What they look for: The study is about the impact of housework participation on satisfaction with domestic roles. A negative association was found between women’s housework participation and their satisfaction level, meaning women were less content with their domestic arrangements when they carried out a more significant portion of household tasks. On the other hand, when men contributed more to housework, their female partners reported higher satisfaction with their domestic roles.
The study also explored how gender role attitudes influenced satisfaction levels. Men with more traditional gender role attitudes were happier when women took on more housework responsibilities. However, the positive link between men’s participation in housework and women’s satisfaction was stronger among those with liberal gender role attitudes.
What they found: Data from married couples showed a significant gender gap in housework participation, with women spending approximately three times more weekly on household chores than men. Interestingly, men perceived a smaller gender gap, estimating that women spent only twice as many hours on housework as they did.
The research examined the link between housework satisfaction and fertility intentions, revealing a positive correlation among women. Specifically, those satisfied with their domestic roles were more likely to plan for another child within the next five years, and this intention was powerful among women who had not yet reached their desired number of children. Therefore, satisfaction with housework was crucial in shaping fertility intentions, particularly for those who had not yet achieved their ideal family size.
What they say: The study’s findings have crucial implications for understanding the relationships between gender roles, housework satisfaction, and fertility intentions. The research suggests that encouraging gender equality in domestic responsibilities can positively influence women’s satisfaction levels, subsequently impacting their desire to have more children. Public policies that promote men’s participation in housework and support couples in balancing work and family responsibilities could contribute to more equal relationships and potentially increase fertility rates.
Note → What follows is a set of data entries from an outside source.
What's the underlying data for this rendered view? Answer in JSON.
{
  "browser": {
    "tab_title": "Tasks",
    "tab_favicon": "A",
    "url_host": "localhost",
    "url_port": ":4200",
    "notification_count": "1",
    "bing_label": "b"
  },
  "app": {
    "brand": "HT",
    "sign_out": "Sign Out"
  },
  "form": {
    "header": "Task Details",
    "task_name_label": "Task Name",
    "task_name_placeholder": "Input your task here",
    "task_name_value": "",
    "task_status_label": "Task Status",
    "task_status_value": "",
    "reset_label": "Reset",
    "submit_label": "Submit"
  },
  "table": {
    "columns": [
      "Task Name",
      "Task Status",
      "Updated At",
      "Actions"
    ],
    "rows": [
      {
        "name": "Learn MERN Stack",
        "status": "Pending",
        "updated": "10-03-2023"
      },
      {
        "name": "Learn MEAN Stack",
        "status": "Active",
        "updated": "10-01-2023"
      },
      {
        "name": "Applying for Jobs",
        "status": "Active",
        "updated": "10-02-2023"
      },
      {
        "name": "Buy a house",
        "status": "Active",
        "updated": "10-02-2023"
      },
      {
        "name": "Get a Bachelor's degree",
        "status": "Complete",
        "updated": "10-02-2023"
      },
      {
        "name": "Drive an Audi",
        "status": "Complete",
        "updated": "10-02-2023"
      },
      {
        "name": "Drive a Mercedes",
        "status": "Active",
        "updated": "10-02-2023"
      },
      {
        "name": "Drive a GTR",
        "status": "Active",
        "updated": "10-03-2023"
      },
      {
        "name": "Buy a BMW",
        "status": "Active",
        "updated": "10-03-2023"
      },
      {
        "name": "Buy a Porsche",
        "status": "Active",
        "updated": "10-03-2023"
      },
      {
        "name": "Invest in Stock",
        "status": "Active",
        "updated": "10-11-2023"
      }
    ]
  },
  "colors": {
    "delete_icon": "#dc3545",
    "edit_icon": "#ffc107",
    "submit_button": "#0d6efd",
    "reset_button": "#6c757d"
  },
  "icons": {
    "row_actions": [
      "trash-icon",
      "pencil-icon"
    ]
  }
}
Limitations of the Study: However, the study also acknowledged limitations, including using cross-sectional data, which hampers the ability to establish causal relationships. Longitudinal data and diary-based time-use records would offer additional insights into the intricate interactions between gender, housework, and fertility.
Why it matters: The study offers valuable insights into the effects of gender disparities in housework participation on individual satisfaction and fertility intentions. Understanding these relationships can help policymakers and researchers promote more balanced and equitable household dynamics that align with couples’ fertility goals.
Our Thoughts: These findings are consistent with previous research that suggests that women are more likely to have another child when they receive help with housework participation, like the recent research from Spain that grandparental support helps women achieve fertility intentions, particularly for highly educated women who struggle to balance work and family.